If a customer rejects a Customer Lockbox request, no access to customer content occurs. If a user in your organization continues to experience a service issue requiring Microsoft to access customer content to resolve the issue, then the service issue might persist and Microsoft will inform the user about this.

Does Customer Lockbox protect against data requests from law enforcement agencies or other third parties?

No. Microsoft takes third-party requests for customer data seriously. As a cloud service provider, Microsoft always advocates for the privacy of customer data. In the event we get a subpoena, Microsoft always attempts to redirect the third party to the customer to obtain the information. (Read Brad Smith's blog: Protecting customer data from government snooping). We periodically publish detailed information about the law enforcement requests that Microsoft receives.

See the Microsoft Trust Center regarding third-party data requests and the "Disclosure of Customer Data" section in the Online Services Terms for more information.

How does Microsoft ensure that a member of its staff doesn't have standing access to customer content in Office 365 applications?

Microsoft implements extensive preventive measures through access control systems, and detective measures to identify and address attempts to circumvent these access control systems. Office 365 operates with the principles of least privilege and just-in-time access. Therefore, no Microsoft personnel have permission to access customer content on an ongoing basis. If permission is granted, it is for a limited duration.

Office 365 uses an access control system called Lockbox to process requests for permissions that grant the ability to perform operational and administrative functions within the service. An operator must request access to customer content using Lockbox, which then requires a second person to take action on the request (e.g., approve it) before access is granted. That second person can't be the requestor and must be designated to approve access to customer content. Only if the request is approved does the operator acquire temporary access to customer content. After the elevation period expires, Lockbox revokes access.

Please refer to the Online Services Terms for more details about Microsoft general security practices.

Under what circumstances do Microsoft engineers need access to my content?

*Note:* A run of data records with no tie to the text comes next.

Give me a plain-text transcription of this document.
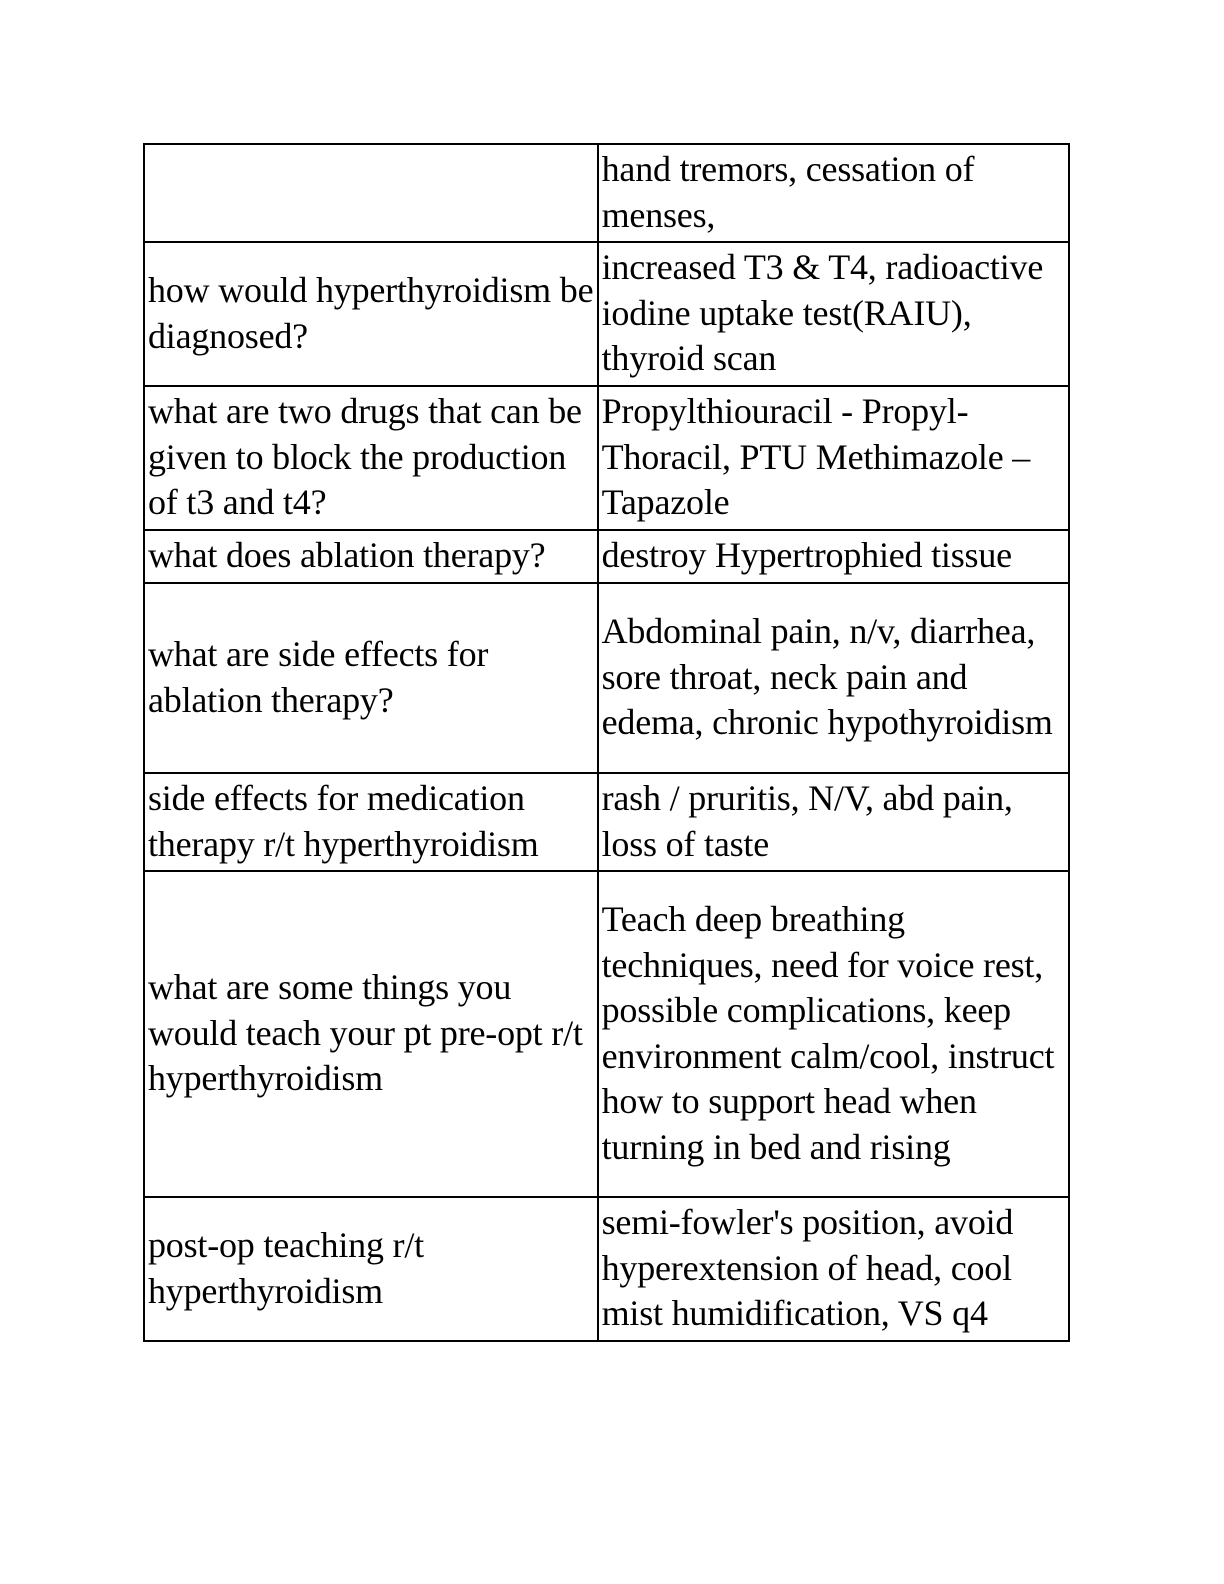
	hand tremors, cessation of menses,

how would hyperthyroidism be diagnosed?	increased T3 & T4, radioactive iodine uptake test(RAIU), thyroid scan

what are two drugs that can be given to block the production of t3 and t4?	Propylthiouracil - Propyl-Thoracil, PTU Methimazole – Tapazole

what does ablation therapy?	destroy Hypertrophied tissue

what are side effects for ablation therapy?	Abdominal pain, n/v, diarrhea, sore throat, neck pain and edema, chronic hypothyroidism

side effects for medication therapy r/t hyperthyroidism	rash / pruritis, N/V, abd pain, loss of taste

what are some things you would teach your pt pre-opt r/t hyperthyroidism	Teach deep breathing techniques, need for voice rest, possible complications, keep environment calm/cool, instruct how to support head when turning in bed and rising

post-op teaching r/t hyperthyroidism	semi-fowler's position, avoid hyperextension of head, cool mist humidification, VS q4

The most common scenario where Microsoft engineers need access customer content is when the customer makes a support request requiring access for troubleshooting. A foundational principle of Office 365 is that the service operates without Microsoft access to customer content. Nearly all service operations performed by Microsoft are fully automated and human involvement is highly controlled and abstracted away from customer content. The goal for Office 365 is access to customer content to support the service isn't needed until the customer approves a specific request for Microsoft access.

I already thought my data was secure with the Microsoft cloud, so why do I need Customer Lockbox?

Customer Lockbox provides an extra layer of control by offering customers the ability to give explicit access authorization for service operations. By demonstrating that procedures are in place for explicit data access authorization, Customer Lockbox also helps customers meet certain compliance obligations such as HIPAA and FEDRAMP.